Un permis refusé, un panneau de chantier qui apparaît chez le voisin, une véranda construite « sans rien demander », un terrain devenu inconstructible : l'urbanisme décide de ce que chacun peut bâtir — à coups de délais parmi les plus piégeux du droit français. Cette fiche s'adresse aux particuliers qui construisent ou qui subissent une construction, comme aux professionnels.

Droit de l'Urbanisme

Il arbitre entre le droit de construire et le droit des autres — voisins, commune, paysage — et cet arbitrage se joue presque entièrement sur des mécanismes de délais. Le recours du voisin contre un permis : deux mois à compter du premier jour d'un affichage continu sur le terrain. La notification de ce recours au bénéficiaire et à la mairie : quinze jours francs, à peine d'irrecevabilité — le piège qui tue une bonne part des recours de particuliers. Les poursuites pénales d'une construction illégale : six ans depuis l'achèvement. L'action en démolition de la commune : dix ans. Chaque situation a son chronomètre, et il tourne souvent sans qu'on le sache.

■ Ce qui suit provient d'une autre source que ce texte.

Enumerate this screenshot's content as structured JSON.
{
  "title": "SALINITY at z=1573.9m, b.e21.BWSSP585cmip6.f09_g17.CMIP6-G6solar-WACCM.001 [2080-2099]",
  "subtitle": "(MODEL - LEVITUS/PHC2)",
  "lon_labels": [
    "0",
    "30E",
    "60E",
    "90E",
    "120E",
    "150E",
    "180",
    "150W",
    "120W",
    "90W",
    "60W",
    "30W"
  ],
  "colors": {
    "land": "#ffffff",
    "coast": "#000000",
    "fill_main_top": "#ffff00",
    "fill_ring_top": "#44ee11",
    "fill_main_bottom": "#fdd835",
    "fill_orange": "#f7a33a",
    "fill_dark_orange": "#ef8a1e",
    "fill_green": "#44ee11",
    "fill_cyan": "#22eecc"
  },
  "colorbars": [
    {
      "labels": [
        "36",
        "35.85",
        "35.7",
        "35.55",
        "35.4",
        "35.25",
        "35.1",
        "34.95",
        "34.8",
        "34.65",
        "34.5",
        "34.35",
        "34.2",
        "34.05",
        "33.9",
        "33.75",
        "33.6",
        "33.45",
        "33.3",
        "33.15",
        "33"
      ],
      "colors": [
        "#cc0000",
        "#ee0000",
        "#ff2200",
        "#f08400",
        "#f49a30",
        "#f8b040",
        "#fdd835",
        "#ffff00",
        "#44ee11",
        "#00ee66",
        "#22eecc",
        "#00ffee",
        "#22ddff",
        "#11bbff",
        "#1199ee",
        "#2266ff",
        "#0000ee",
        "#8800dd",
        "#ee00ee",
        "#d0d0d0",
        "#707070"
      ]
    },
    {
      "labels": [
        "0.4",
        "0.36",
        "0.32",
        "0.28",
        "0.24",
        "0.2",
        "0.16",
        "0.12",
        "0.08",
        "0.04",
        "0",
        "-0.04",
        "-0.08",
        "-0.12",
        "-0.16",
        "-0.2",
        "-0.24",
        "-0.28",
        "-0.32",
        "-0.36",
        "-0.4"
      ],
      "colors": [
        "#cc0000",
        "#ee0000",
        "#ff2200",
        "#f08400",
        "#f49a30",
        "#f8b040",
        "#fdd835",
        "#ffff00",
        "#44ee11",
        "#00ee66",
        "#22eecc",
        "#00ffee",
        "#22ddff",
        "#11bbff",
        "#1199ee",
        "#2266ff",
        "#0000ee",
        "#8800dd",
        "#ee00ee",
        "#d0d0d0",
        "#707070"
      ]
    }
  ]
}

C'est aussi un droit où chacun est tour à tour attaquant et défenseur : le même propriétaire conteste un jour le refus de son permis, défend le lendemain son autorisation attaquée, et découvre à la revente qu'une annexe des années 1990 n'a jamais existé juridiquement. La matière se gagne sur la procédure autant que sur le fond.

Le tout sur fond de règles locales : le plan local d'urbanisme (PLU) décide, parcelle par parcelle, de ce qui est possible — et il se lit, se discute et, parfois, se conteste.

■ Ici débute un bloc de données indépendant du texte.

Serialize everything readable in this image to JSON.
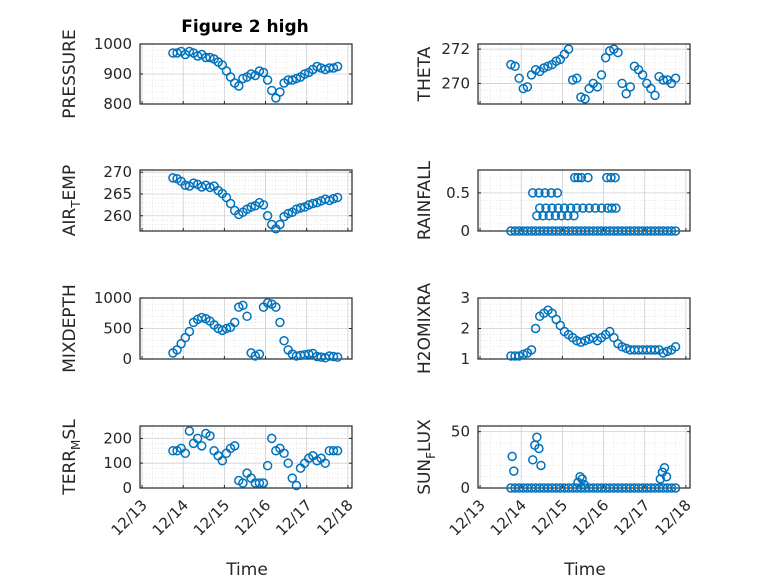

Recours des tiers. Le délai de recours contentieux contre un permis de construire, d'aménager ou de démolir court à l'égard des tiers à compter du premier jour d'une période continue de deux mois d'affichage sur le terrain (article R. 600-2 du Code de l'urbanisme), la preuve de cet affichage incombant au bénéficiaire ; le requérant doit justifier que le projet affecte directement les conditions d'occupation, d'utilisation ou de jouissance de son bien (article L. 600-1-2) ; et tout recours, gracieux ou contentieux, doit être notifié à l'auteur de la décision et au titulaire de l'autorisation par lettre recommandée avec avis de réception dans les quinze jours francs de son dépôt, à peine d'irrecevabilité (article R. 600-1). Le juge peut surseoir à statuer pour permettre la régularisation des vices par un permis modificatif, et les moyens nouveaux se cristallisent en cours d'instance.

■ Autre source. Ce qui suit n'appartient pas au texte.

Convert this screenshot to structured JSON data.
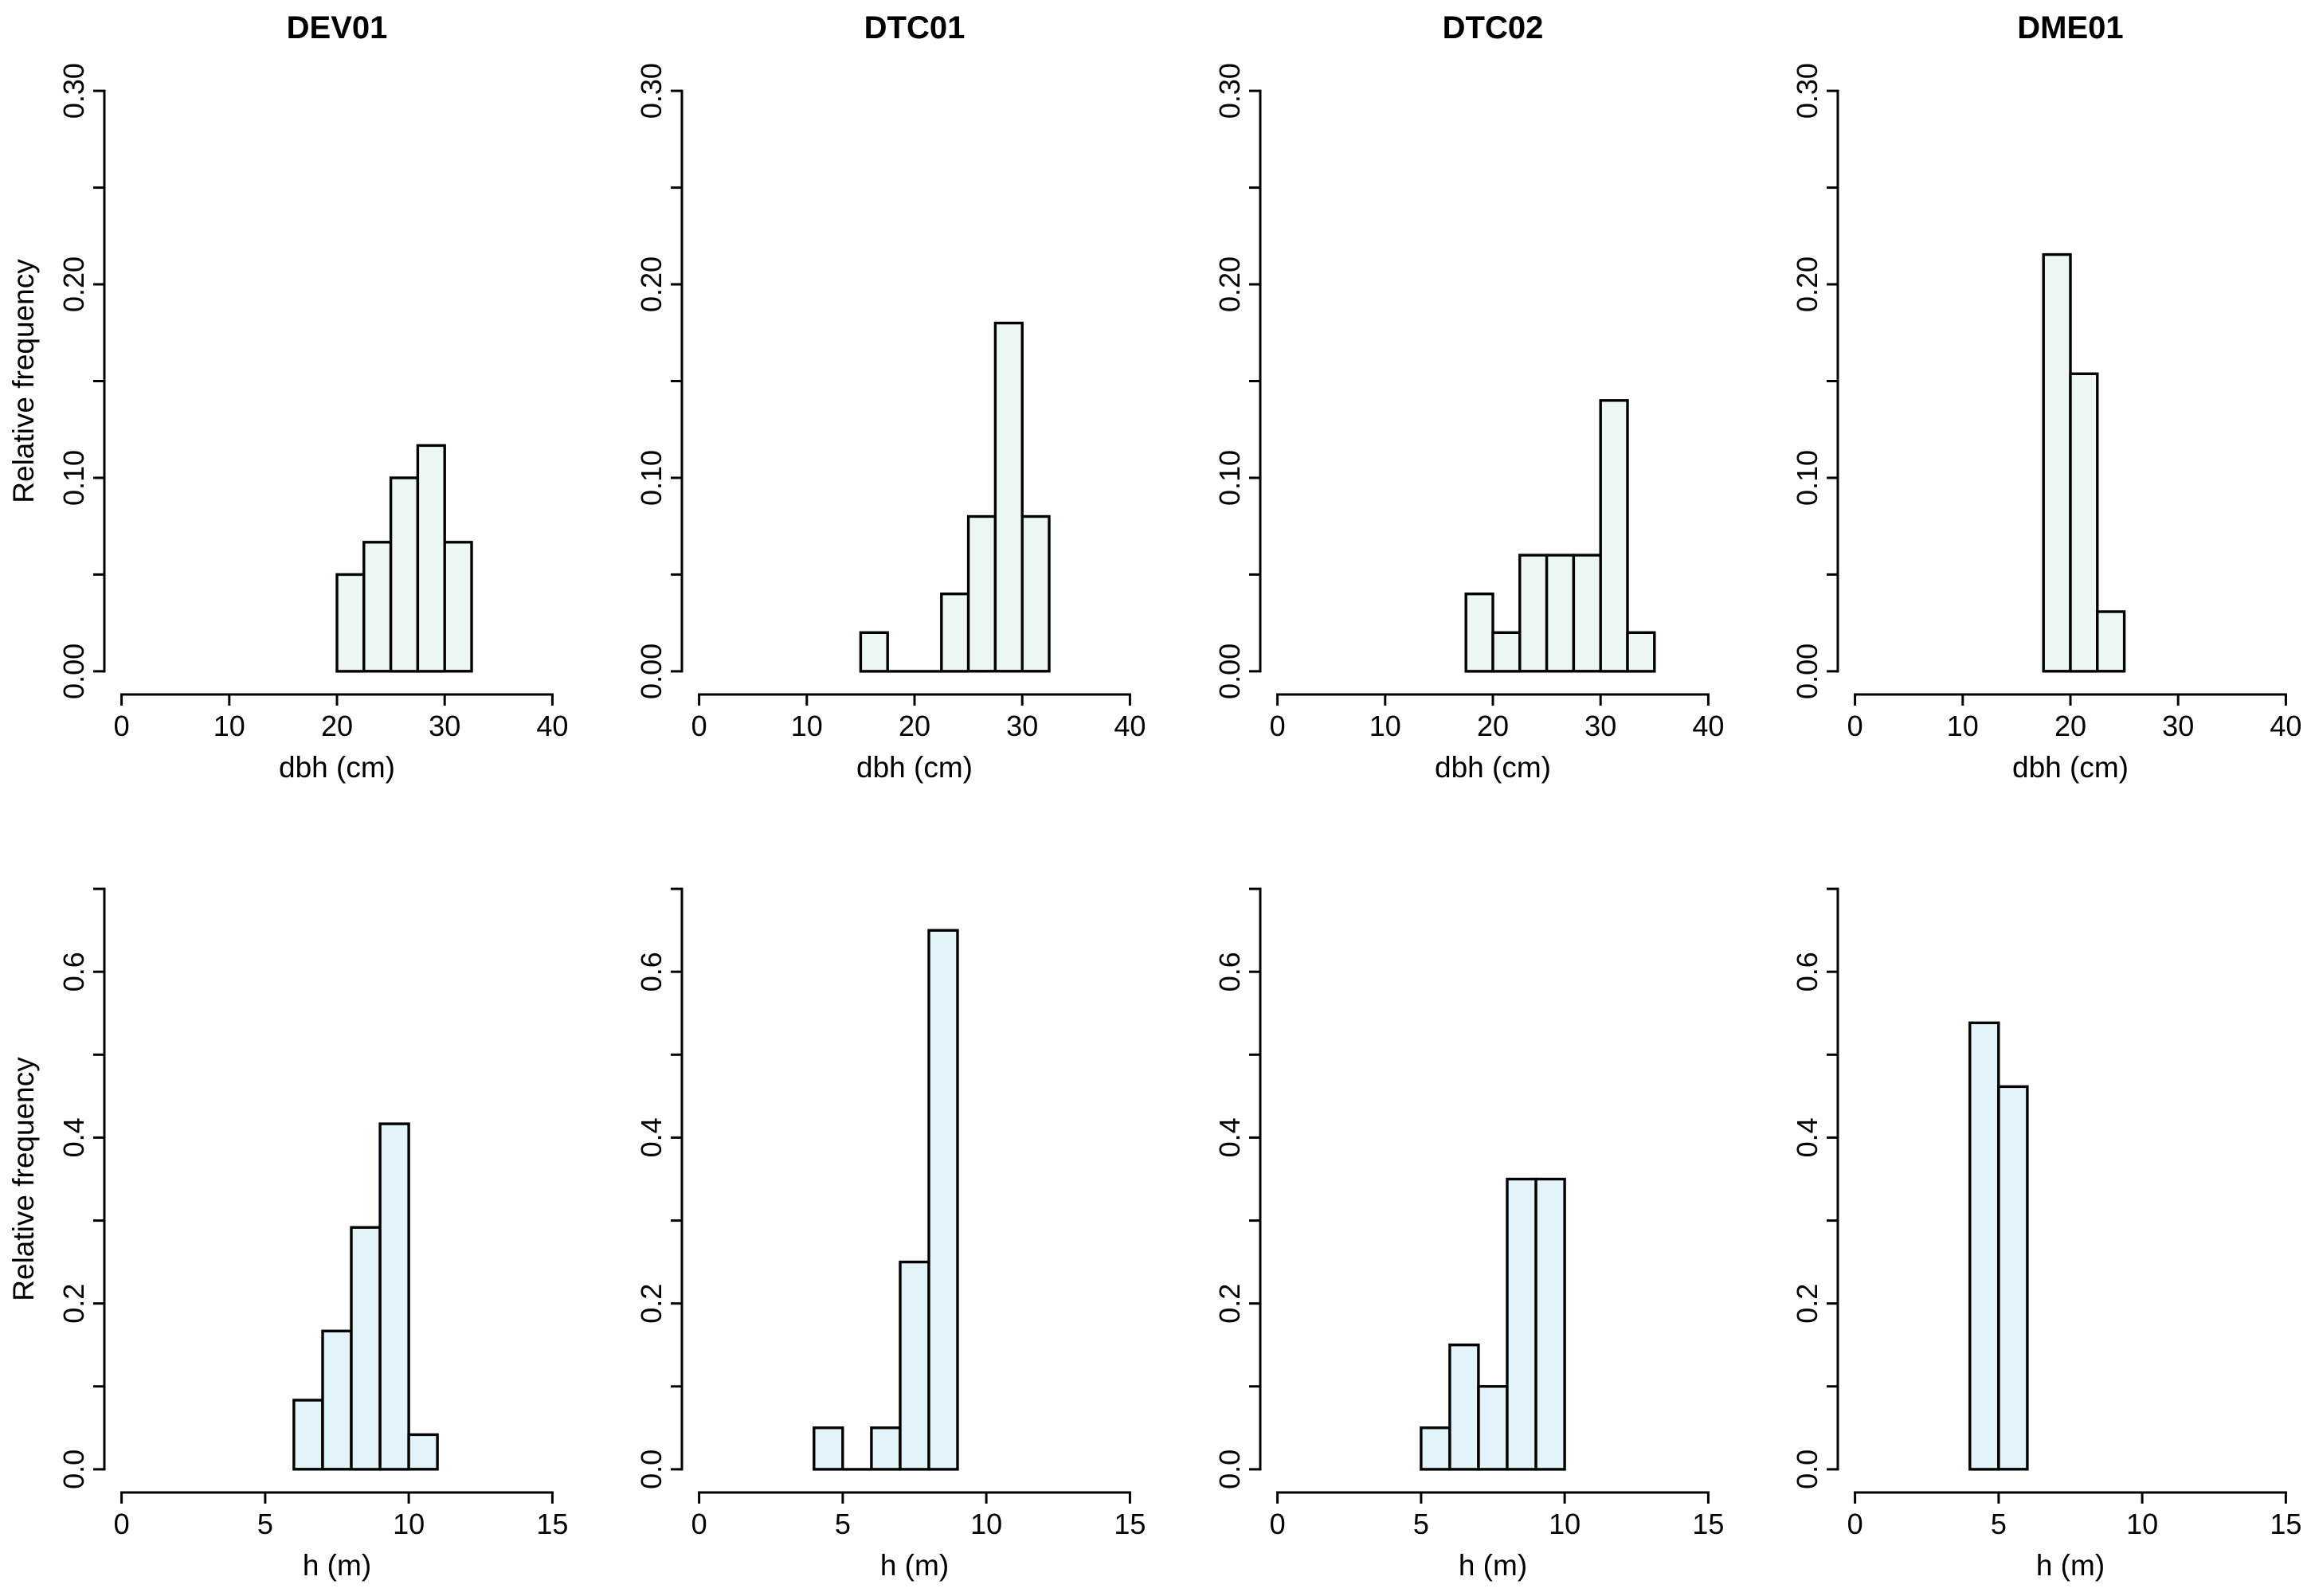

Constructions irrégulières. L'exécution de travaux sans autorisation ou en méconnaissance de celle-ci est un délit puni d'une amende de 1 200 € à 6 000 € par mètre carré (article L. 480-4), le tribunal pouvant ordonner la démolition ou la mise en conformité sous astreinte ; l'action publique se prescrit par six ans à compter de l'achèvement — un délai doublé en 2017, que beaucoup de contenus anciens donnent encore à trois ans. La commune peut agir en démolition devant le juge civil pendant dix ans (article L. 480-14) et dispose de mises en demeure administratives assorties d'astreintes. Enfin, au-delà de dix ans d'achèvement, un refus d'autorisation ne peut plus, sauf exceptions strictes, être fondé sur l'irrégularité initiale (article L. 421-9) — sans que la construction en devienne régulière : la jurisprudence impose de régulariser l'ensemble du bâti avant tout nouveau projet.

Documents d'urbanisme. Le plan local d'urbanisme fixe les règles de constructibilité ; ses dispositions et son évolution se contestent devant le juge administratif, de même que les décisions de préemption.

Situations concernées

Votre demande de permis de construire ou votre déclaration préalable est refusée.
Un panneau de permis vient d'apparaître sur le terrain voisin et le projet vous inquiète.
Votre propre permis est attaqué par un voisin ou une association.
Vous avez construit — ou acheté — sans autorisation : extension, piscine, garage, changement de destination.
La mairie vous met en demeure de régulariser ou de démolir.
Votre terrain a été classé en zone inconstructible, ou le PLU a changé.
La commune préempte le bien que vous vendiez ou achetiez.
Vous vendez un bien dont une partie n'a jamais été déclarée.

Le Conseil de l'Avocat

Le bon moment pour consulter : avant de déposer (le montage au regard du PLU fait le permis), le jour où le panneau apparaît chez le voisin (le chronomètre des deux mois court, la notification des quinze jours ne pardonne pas), et avant de vendre ou d'acheter un bien à l'historique d'autorisations douteux. En urbanisme, les consultations tardives finissent en constats d'irrecevabilité.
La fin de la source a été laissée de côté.